Reishi extract downregulated the expression of MMP9 and inhibited MMP2 and MMP9 activities of IBC cells. These gelatinases are involved in proteolytic degradation of the extracellular matrix during tumor invasion. Studies using the same SUM-149 cell line show that similar to reishi extract, expression of a dominant-negative E-cadherin decreased IBC cell invasion via inhibition of ERK1/2 phosphorylation and decreased MMP-9 gene expression and activity.

Others have shown that reishi triterpene acid B inhibited MMP-9 expression, ERK1/2 phosphorylation, and subsequent suppression of activator protein (AP)-1 and NF-kB DNA binding activities.
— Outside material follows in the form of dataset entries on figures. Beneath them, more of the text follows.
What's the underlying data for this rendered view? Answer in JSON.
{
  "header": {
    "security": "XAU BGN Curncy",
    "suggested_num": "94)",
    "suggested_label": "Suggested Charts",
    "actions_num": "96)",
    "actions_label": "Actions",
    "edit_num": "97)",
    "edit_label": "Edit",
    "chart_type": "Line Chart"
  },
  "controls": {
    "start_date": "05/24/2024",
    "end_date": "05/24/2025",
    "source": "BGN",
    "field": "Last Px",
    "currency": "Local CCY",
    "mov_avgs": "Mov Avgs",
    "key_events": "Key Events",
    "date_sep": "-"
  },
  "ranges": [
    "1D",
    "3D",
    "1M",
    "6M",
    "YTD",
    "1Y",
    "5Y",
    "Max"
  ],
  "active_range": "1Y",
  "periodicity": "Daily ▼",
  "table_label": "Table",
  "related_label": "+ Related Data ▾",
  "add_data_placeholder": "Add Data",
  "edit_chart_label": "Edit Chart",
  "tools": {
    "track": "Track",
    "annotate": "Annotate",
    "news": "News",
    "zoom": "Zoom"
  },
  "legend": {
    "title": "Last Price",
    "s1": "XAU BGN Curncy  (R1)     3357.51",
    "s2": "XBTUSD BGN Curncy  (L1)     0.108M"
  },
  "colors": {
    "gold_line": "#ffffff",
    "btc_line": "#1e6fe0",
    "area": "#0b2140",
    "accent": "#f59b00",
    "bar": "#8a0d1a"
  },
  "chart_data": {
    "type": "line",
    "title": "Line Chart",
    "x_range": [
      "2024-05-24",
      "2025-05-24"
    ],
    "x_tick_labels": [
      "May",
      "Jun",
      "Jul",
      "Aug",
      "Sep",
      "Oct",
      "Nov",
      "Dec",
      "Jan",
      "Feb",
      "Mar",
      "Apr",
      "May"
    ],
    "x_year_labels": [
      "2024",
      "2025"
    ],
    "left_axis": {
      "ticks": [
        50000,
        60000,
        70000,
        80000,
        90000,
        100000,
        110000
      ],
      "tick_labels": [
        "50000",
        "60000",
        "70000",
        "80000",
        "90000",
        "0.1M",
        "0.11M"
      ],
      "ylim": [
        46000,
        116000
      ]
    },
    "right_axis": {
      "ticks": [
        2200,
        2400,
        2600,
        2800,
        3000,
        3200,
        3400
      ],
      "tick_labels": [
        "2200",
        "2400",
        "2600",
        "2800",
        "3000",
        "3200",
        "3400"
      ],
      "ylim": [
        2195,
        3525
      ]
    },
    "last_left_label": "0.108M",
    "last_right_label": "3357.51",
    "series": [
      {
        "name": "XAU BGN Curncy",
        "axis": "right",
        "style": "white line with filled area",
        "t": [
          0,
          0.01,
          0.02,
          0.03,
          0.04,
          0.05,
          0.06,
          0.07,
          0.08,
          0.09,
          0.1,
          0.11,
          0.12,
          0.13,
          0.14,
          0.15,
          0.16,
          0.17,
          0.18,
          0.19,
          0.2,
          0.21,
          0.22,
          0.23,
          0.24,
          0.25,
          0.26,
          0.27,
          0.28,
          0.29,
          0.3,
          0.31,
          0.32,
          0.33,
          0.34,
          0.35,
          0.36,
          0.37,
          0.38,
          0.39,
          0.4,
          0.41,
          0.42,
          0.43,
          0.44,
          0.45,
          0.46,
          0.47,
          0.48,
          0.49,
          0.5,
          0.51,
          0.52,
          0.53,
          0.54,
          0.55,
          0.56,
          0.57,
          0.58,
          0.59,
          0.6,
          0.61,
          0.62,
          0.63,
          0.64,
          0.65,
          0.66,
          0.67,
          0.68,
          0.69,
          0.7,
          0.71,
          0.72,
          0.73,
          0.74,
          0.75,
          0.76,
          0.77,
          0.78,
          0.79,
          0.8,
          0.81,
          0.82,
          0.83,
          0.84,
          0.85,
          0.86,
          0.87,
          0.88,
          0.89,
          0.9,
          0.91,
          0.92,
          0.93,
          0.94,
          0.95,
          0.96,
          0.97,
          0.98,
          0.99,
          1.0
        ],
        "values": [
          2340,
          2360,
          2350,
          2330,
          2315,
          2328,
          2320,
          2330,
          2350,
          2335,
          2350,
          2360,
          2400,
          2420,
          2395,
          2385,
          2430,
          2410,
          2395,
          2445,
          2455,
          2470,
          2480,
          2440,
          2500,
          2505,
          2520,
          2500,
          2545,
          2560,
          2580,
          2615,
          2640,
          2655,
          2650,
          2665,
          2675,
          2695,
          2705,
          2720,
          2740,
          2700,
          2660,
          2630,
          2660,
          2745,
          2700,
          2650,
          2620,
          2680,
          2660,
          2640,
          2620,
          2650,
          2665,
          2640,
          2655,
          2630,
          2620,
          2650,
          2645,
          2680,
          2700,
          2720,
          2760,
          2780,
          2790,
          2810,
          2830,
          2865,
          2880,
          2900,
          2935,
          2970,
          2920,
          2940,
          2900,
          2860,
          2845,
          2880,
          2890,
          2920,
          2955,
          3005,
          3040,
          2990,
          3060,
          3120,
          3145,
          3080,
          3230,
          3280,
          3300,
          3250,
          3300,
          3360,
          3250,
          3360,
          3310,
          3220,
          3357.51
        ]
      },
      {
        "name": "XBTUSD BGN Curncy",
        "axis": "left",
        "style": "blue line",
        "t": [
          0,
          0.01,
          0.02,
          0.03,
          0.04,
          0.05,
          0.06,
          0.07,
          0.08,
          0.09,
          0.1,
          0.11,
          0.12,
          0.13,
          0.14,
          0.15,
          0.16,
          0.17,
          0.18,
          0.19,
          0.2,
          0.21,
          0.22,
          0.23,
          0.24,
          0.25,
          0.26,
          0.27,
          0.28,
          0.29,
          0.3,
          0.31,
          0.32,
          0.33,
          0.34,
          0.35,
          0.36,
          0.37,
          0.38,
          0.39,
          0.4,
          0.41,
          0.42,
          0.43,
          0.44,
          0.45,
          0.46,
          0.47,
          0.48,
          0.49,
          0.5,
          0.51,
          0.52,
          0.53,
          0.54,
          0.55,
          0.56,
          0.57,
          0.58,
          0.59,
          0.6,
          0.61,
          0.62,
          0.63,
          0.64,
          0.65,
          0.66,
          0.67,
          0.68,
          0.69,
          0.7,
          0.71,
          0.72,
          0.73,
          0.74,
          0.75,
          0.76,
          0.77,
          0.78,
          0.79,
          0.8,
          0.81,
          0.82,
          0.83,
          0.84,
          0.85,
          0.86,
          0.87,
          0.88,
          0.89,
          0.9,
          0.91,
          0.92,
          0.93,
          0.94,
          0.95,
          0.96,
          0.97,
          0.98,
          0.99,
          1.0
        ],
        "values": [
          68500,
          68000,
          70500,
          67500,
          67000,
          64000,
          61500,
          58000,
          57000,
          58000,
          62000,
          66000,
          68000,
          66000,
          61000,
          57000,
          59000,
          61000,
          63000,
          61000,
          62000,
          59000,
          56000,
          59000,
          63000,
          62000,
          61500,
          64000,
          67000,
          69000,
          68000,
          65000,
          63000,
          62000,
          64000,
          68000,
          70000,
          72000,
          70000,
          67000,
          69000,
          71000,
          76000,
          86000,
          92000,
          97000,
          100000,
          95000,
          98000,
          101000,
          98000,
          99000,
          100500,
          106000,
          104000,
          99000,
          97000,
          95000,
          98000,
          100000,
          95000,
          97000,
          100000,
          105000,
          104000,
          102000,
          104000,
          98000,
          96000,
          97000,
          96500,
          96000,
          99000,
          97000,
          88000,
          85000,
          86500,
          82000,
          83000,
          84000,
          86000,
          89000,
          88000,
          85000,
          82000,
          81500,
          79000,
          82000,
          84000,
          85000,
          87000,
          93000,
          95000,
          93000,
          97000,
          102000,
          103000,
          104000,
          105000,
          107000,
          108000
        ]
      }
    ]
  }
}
Based on our findings, we conclude that reishi is a potent anti-invasion agent that prevents tumor spheroid formation with the potential to inhibit the spread of IBC. This action can be correlated with reduced viability and inhibition of eIF4G, E-cadherin, MMP-9, and p120-catenin, key proteins responsible for tumor growth and invasion in IBC. The selection of reishi extract was due to its current use by local naturopathic physicians in cancer patients. It has been shown to improve the quality, prolong patients’ lives, and not interfere with chemotherapy.

Therefore, our findings suggest that reishi extract could be used as a novel anticancer therapeutic for IBC patients.